Upon the arrival of winter season comes the ever-threatening fog which engulfs most of North India and brings visibility down to virtually zero. This wreaks havoc on the travellers itinerary, especially between December-February period. Fog also results in the delay of trains and sometimes even cancellation of trains. Because of this, Indian Railways has decided to cancel 46 trains between December 1 and February 13. This has been done keeping in mind the foggy conditions in north India. The national transporter has devised “a detailed plan for cancellation and frequency reduction of trains traversing through fog-affected areas” to manage train operations, according to a statement from the Railway Board to all general managers.
Some of the trains that were cancelled are Agra Intercity Express, 12179 Lucknow Junction-Agra Cantt. Express, 15209 Saharsa-Amritsar Express, 14674 Amritsar-Jainagar Shaheed Express and Lucknow-Anand Vihar Express. Trains such as the Jainagar-New Delhi Express, Azamgarh-Delhi Kaifiyat Express, Barauni-Ambala Hariharnath Express will remain suspended on every Thursday between December 1 and February 13. The Jainagar-Amritsar Express will also not ply on Fridays between December 1 and February 13.
The cancellations of these many trains will hurt daily commuters the most. Along with the cancellation, the frequency of 28 trains has been reduced too during this period. Eight trains have been partially cancelled, four have been diverted while 46 have been cancelled. On November 23, at least 17 trains were delayed, 6 were rescheduled and one cancelled in Delhi given the foggy conditions around the city.

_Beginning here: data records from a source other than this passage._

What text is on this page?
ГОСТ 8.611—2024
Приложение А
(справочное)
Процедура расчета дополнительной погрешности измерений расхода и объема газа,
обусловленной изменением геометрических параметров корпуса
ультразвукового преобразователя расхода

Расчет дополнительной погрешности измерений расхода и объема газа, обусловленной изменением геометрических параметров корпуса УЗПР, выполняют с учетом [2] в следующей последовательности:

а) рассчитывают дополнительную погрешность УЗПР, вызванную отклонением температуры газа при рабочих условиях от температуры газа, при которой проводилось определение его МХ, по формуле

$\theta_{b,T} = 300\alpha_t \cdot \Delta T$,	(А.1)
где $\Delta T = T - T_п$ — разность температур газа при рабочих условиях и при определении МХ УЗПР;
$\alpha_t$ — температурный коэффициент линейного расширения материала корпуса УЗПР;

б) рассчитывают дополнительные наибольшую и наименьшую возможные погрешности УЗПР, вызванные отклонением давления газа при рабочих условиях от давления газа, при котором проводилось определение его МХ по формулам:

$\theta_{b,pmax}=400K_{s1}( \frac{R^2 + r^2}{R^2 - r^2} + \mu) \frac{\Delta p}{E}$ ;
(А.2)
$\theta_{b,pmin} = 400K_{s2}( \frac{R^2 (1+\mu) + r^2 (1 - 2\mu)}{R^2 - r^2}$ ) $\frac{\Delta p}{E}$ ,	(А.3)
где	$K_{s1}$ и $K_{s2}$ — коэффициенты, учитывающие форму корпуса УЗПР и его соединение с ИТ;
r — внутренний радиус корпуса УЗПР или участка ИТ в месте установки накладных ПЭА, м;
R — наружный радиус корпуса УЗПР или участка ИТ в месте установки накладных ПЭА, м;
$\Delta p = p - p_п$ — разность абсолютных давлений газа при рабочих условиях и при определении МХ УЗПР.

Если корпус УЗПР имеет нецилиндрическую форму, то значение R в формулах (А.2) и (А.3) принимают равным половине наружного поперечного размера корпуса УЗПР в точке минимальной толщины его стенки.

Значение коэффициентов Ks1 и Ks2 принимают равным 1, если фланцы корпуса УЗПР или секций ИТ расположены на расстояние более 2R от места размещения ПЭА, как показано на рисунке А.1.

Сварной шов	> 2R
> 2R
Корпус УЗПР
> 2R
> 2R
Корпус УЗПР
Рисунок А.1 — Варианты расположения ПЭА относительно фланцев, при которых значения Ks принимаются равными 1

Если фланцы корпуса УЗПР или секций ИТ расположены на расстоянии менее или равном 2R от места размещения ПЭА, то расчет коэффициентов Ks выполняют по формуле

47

Meanwhile, earlier this month, Railways was still in process of testing the much-talked-about LED fog lights and other technology in north-bound trains. This was aimed at increasing the visibility for train drivers during adverse weather conditions, but this entire process is in the trial stage. Every winter, all north-bound trains get delayed for hours due to poor visibility during foggy weather. The effect of this is seen on the network of entire Railways across north India. The train drivers are required to slow down the speeds up to 15 kmph as a safety requirement. This results in in delays which ranges between four and 22 hours.